I realised that one of my concerns was related specifically to the move from infusions via cannula to daily pills. Despite my rubbish veins, I don’t really mind being cannulated. In the end I get to just be a patient and it’s the nurse who’s responsible for getting the damn thing and they literally hold your hand throughout the process. Plus, it’s only 3 weekly and whilst I never forget about melanoma I don’t have to physically deal with it every day. The pill thing is different. It’s my responsibility to take them every day and it’s highly unlikely that anyone will hold my hand whilst I do. Although perhaps I ought to train the boys to do exactly that! Equally, no one will accompany me every time, provide me with lunch and then eat chocolate once it’s all underway. The element of ritual will be gone and it’ll just be me and the pills. Plus, it’s lots of pills – my doctor described it as 3 a day – what he hadn’t factored in is that you actually have to take several to make up the dose so in fact it’ll be 12 a day – 9 in the morning and another 3 in the evening. It’ll be fine. My veins will be happy to left alone and the slight nerve damage I sustained a few months ago from a cannulation fail will have time to mend but it is a big change and i’m not a big fan of change!

So this is the new normal – pills daily, new side effects to watch out for, 4 weekly hospital visits and I’m plunged even further back into the realms of uncertainty which to be fair I never really felt like I left.
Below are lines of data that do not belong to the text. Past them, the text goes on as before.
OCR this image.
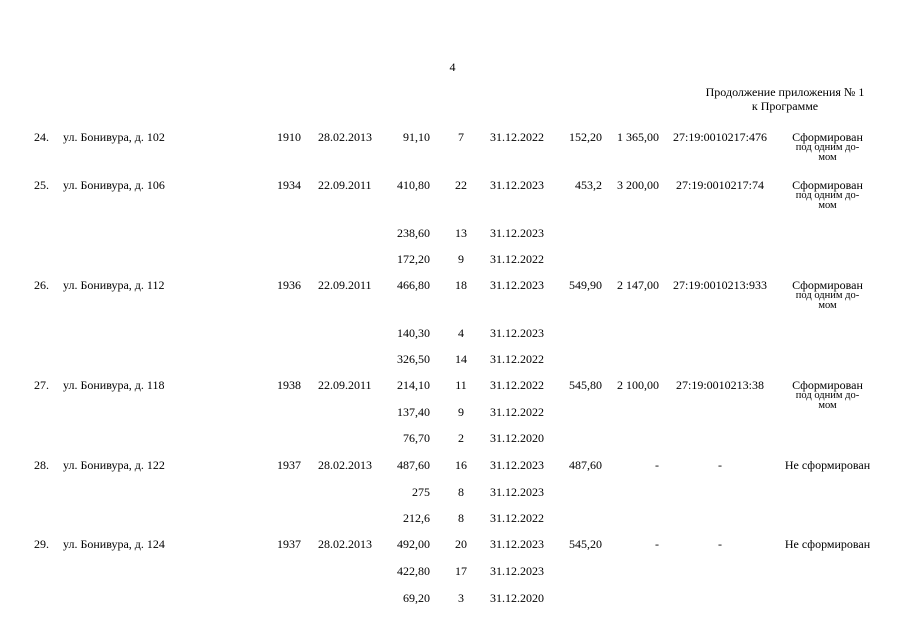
4
Продолжение приложения № 1
к Программе
24. ул. Бонивура, д. 102	1910 28.02.2013	91,10	7	31.12.2022	152,20	1 365,00	27:19:0010217:476	Сформирован
под одним до-
мом
25. ул. Бонивура, д. 106	1934 22.09.2011	410,80	22	31.12.2023	453,2	3 200,00	27:19:0010217:74	Сформирован
под одним до-
мом
238,60	13	31.12.2023
172,20	9	31.12.2022
26. ул. Бонивура, д. 112	1936 22.09.2011	466,80	18	31.12.2023	549,90	2 147,00	27:19:0010213:933	Сформирован
под одним до-
мом
140,30	4	31.12.2023
326,50	14	31.12.2022
27. ул. Бонивура, д. 118	1938 22.09.2011	214,10	11	31.12.2022	545,80	2 100,00	27:19:0010213:38	Сформирован
под одним до-
мом
137,40	9	31.12.2022
76,70	2	31.12.2020
28. ул. Бонивура, д. 122	1937 28.02.2013	487,60	16	31.12.2023	487,60	-	-	Не сформирован
275	8	31.12.2023
212,6	8	31.12.2022
29. ул. Бонивура, д. 124	1937 28.02.2013	492,00	20	31.12.2023	545,20	-	-	Не сформирован
422,80	17	31.12.2023
69,20	3	31.12.2020
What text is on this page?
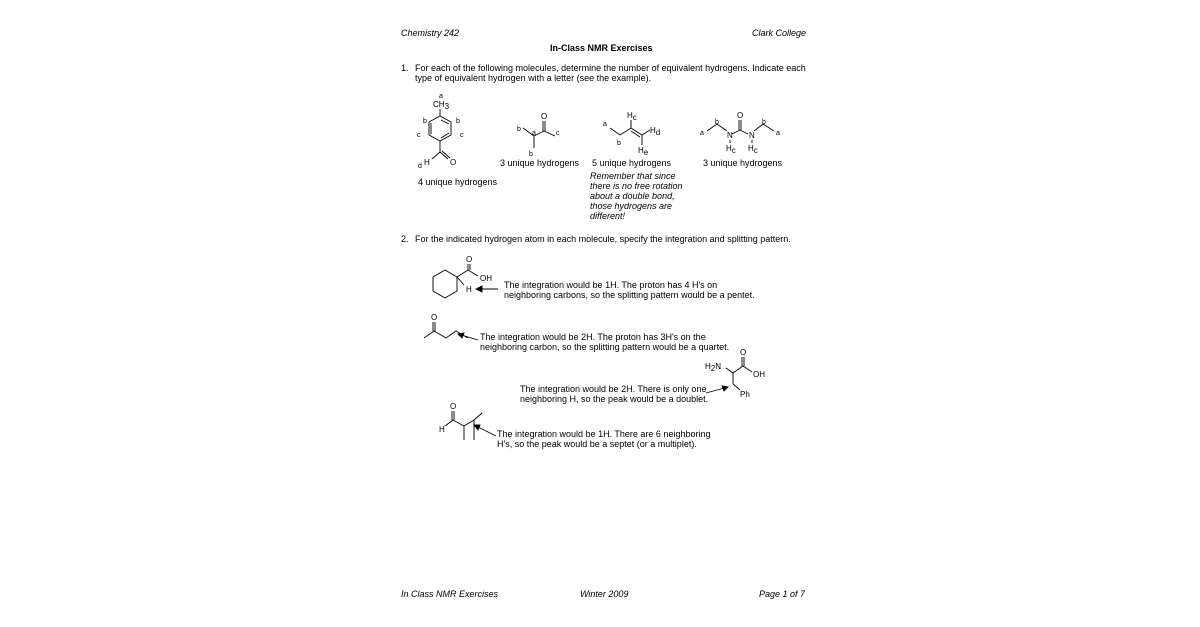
Chemistry 242	Clark College
In-Class NMR Exercises
1. For each of the following molecules, determine the number of equivalent hydrogens. Indicate each
type of equivalent hydrogen with a letter (see the example).
a
CH3
b	b
c	c
O
H
d
4 unique hydrogens
O
b
a	c
b
3 unique hydrogens
a
Hc
Hd
He
b
5 unique hydrogens
Remember that since
there is no free rotation
about a double bond,
those hydrogens are
different!
O
N N
Hc Hc
a
b	b
a
3 unique hydrogens
2. For the indicated hydrogen atom in each molecule, specify the integration and splitting pattern.
O
OH
H	The integration would be 1H. The proton has 4 H's on
neighboring carbons, so the splitting pattern would be a pentet.
O
The integration would be 2H. The proton has 3H's on the
neighboring carbon, so the splitting pattern would be a quartet.
O
H2N
OH
Ph
The integration would be 2H. There is only one
neighboring H, so the peak would be a doublet.
O
H	The integration would be 1H. There are 6 neighboring
H's, so the peak would be a septet (or a multiplet).
In Class NMR Exercises	Winter 2009	Page 1 of 7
Last year it was liberating to take back some control having got to grips with immunotherapy and book our summer holiday months in advance and to generally not totally freak out at adding things to my diary more than a week ahead of an event and I’m sad to see that go.

Hopefully, if the drugs work and if they don’t make me too ill – we’ll regain some confidence about looking forward but for now life is very much for living in the present – which is much better than not living at all!

So, new year, new drugs and it’s full steam ahead. I shall be keeping my fingers very firmly crossed that I get lucky again and that my accidental trail-blazing ways will keep me here for a lot longer.